Suppose we have a recurrence relation $T(n)$ defined as follows
\begin{align*}
T(0) &= 0 \\
T(n) &= T\left(\left\lfloor n/3\right\rfloor\right) + T\left(\left\lfloor n/5\right\rfloor\right) + T\left(\left\lfloor n/7\right\rfloor\right) + n, \enspace n > 0
\end{align*}
Use Strong Induction to prove that $T(n) \in O(n)$.
Proof:
$\underline{\text{Base Case}}$: By definition of BigOh, we want to show that $\exists c > 0 \enspace \text{s.t.} \enspace T(n) \le cn, \enspace \forall n \ge n_0$. Since $T(0) = 0$, this holds for any choice of $c$ with $n=0$ and $n_0 = 0$.
$\underline{\text{Inductive Hypothesis (I.H.)}}$: Suppose there exists such a $c$ for all $0 \le n < k$.
$\underline{\text{Inductive Step}}$: We need to show that $T(n) \in O(n)$ for $n = k$.
Since $\lfloor k/3 \rfloor,\lfloor k/5 \rfloor,\lfloor k/7 \rfloor < k$, it follows by the I.H. that $T(\lfloor k/3 \rfloor) \le ck/3$, $T(\lfloor k/5 \rfloor) \le ck/5$, and $T(\lfloor k/7 \rfloor) \le ck/7$.

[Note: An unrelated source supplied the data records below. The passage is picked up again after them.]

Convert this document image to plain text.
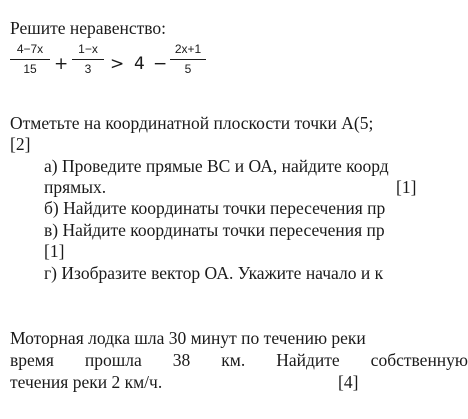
Решите неравенство:
4−7x
15	+
1−x
3	> 4 −
2x+1
5
Отметьте на координатной плоскости точки А(5;
[2]
а) Проведите прямые ВС и ОА, найдите коорд
прямых.	[1]
б) Найдите координаты точки пересечения пр
в) Найдите координаты точки пересечения пр
[1]
г) Изобразите вектор ОА. Укажите начало и к
Моторная лодка шла 30 минут по течению реки
время прошла 38 км. Найдите собственную
течения реки 2 км/ч.	[4]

Then using the definition of $T(n)$ we can say that
\begin{align*}
T(k) &\le \frac{ck}{3} + \frac{ck}{5} + \frac{ck}{7} + k\\
&\le ck\left(\frac{1}{3} + \frac{1}{5} + \frac{1}{7} + \frac{1}{c}\right)
\end{align*}
To prove that $T(n) \in O(n)$ for $n=k$, we need to show that this quantity is less than $ck$ as follows
\begin{align*}
ck\left(\frac{1}{3} + \frac{1}{5} + \frac{1}{7} + \frac{1}{c}\right) &\le ck \\
\frac{1}{3} + \frac{1}{5} + \frac{1}{7} + \frac{1}{c} &\le 1 \\
\frac{71}{105} + \frac{1}{c} &\le 1 \\
\frac{1}{c} &\le \frac{34}{105} \\
c &\le \frac{105}{34}
\end{align*}
So for any $c \ge 105/34$, $T(n) \in O(n)$ for $n = k$, and thus $T(n) \in O(n)$.
Questions:
- What is the particular reason that strong induction is necessary for this proof? Is it because $T(n)$ is defined in terms of three previous recursive instances with floor functions that don't follow the same $+1$ ordering as the natural numbers? Or does it relate to proving asymptotic complexity where a claim $P(n)$ involves $\forall n \ge n_0$ for each $n$?

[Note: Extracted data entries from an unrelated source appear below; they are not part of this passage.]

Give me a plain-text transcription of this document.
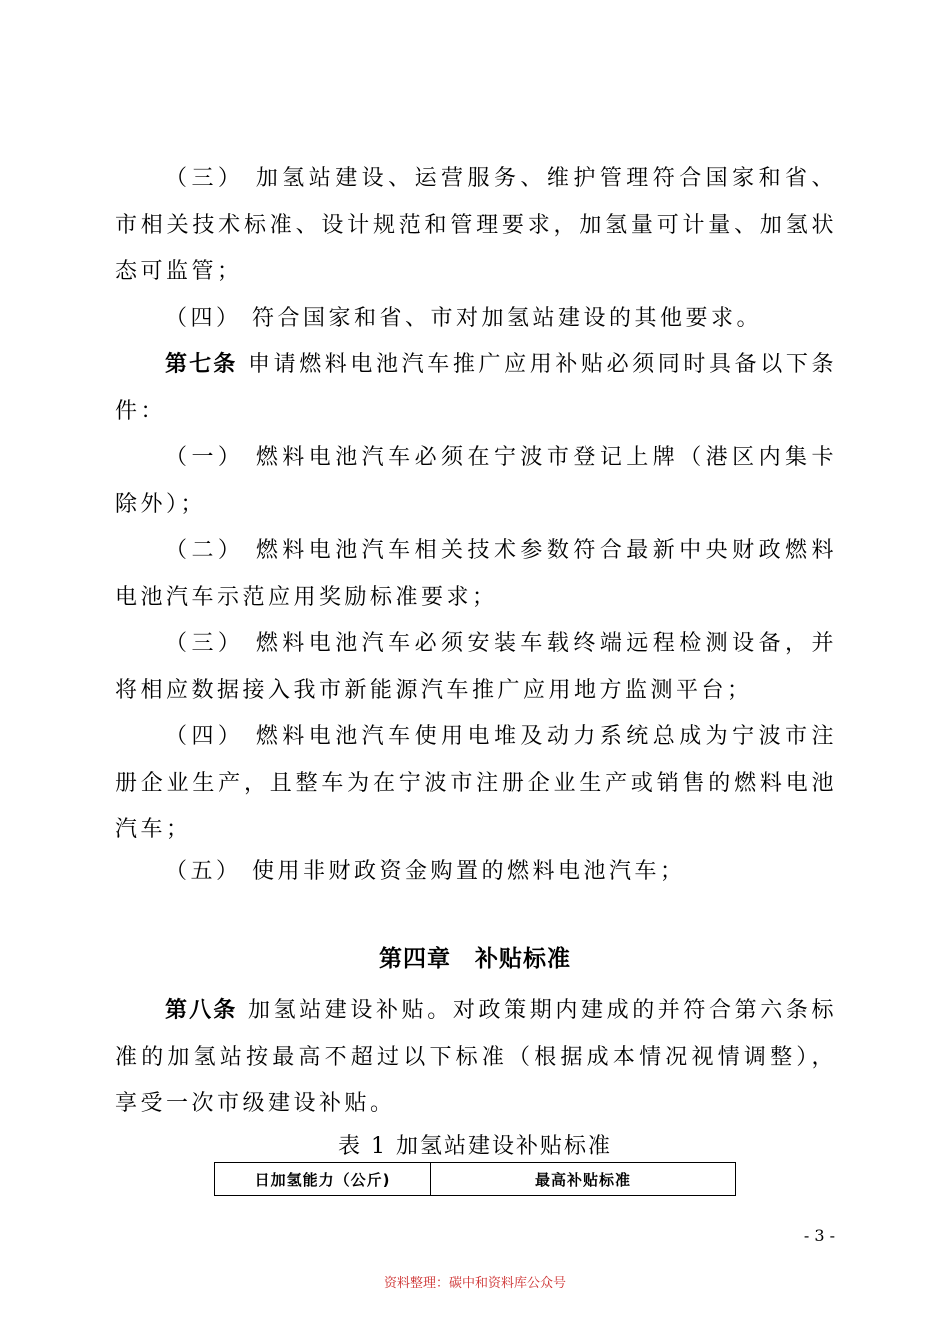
（三） 加氢站建设、运营服务、维护管理符合国家和省、市相关技术标准、设计规范和管理要求，加氢量可计量、加氢状态可监管；

（四） 符合国家和省、市对加氢站建设的其他要求。

第七条 申请燃料电池汽车推广应用补贴必须同时具备以下条件：

（一） 燃料电池汽车必须在宁波市登记上牌（港区内集卡除外）；

（二） 燃料电池汽车相关技术参数符合最新中央财政燃料电池汽车示范应用奖励标准要求；

（三） 燃料电池汽车必须安装车载终端远程检测设备，并将相应数据接入我市新能源汽车推广应用地方监测平台；

（四） 燃料电池汽车使用电堆及动力系统总成为宁波市注册企业生产，且整车为在宁波市注册企业生产或销售的燃料电池汽车；

（五） 使用非财政资金购置的燃料电池汽车；

第四章　补贴标准

第八条 加氢站建设补贴。对政策期内建成的并符合第六条标准的加氢站按最高不超过以下标准（根据成本情况视情调整），享受一次市级建设补贴。

表 1 加氢站建设补贴标准

日加氢能力（公斤)	最高补贴标准
- 3 -
资料整理：碳中和资料库公众号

- Is my base case sufficient? Since BigOh typically applies to asymptotic limits, I have trouble understanding how to prove BigOh for a base case when $n$ takes on a specific value.
- Are there any issues with my attempted proof? Don't hold back, I would appreciate some formal criticism.
Best Answer
Strong induction is necessary for this proof because weak induction isn't enough to solve the problem. Specifically, weak induction looks at $T(n-1)$, but you need to plug different values into $T$, so you need to assume the claim is true for more cases.
The base case is enough, you showed that $T(0)\leq c\cdot 0$.
Your attempted proof is backwards (it's more like scratch work). In your "proof," you found that $c\geq\frac{105}{34}$ (YOU FORGOT TO FLIP THE INEQUALITY). Your work helped you to figure out what $c$ should be. Now, you have to go back and start with an appropriate $c$ value and prove that that particular value for $c$ works. (You could round $c$ up to the nearest integer).
Therefore, start the entire proof over using $c=\frac{105}{34}$ (or any integer greater than this quotient) and prove that for the base case $T(0)\leq c\cdot 0$. Also, prove that $T(n)\leq cn$ by doing your work in the opposite direction.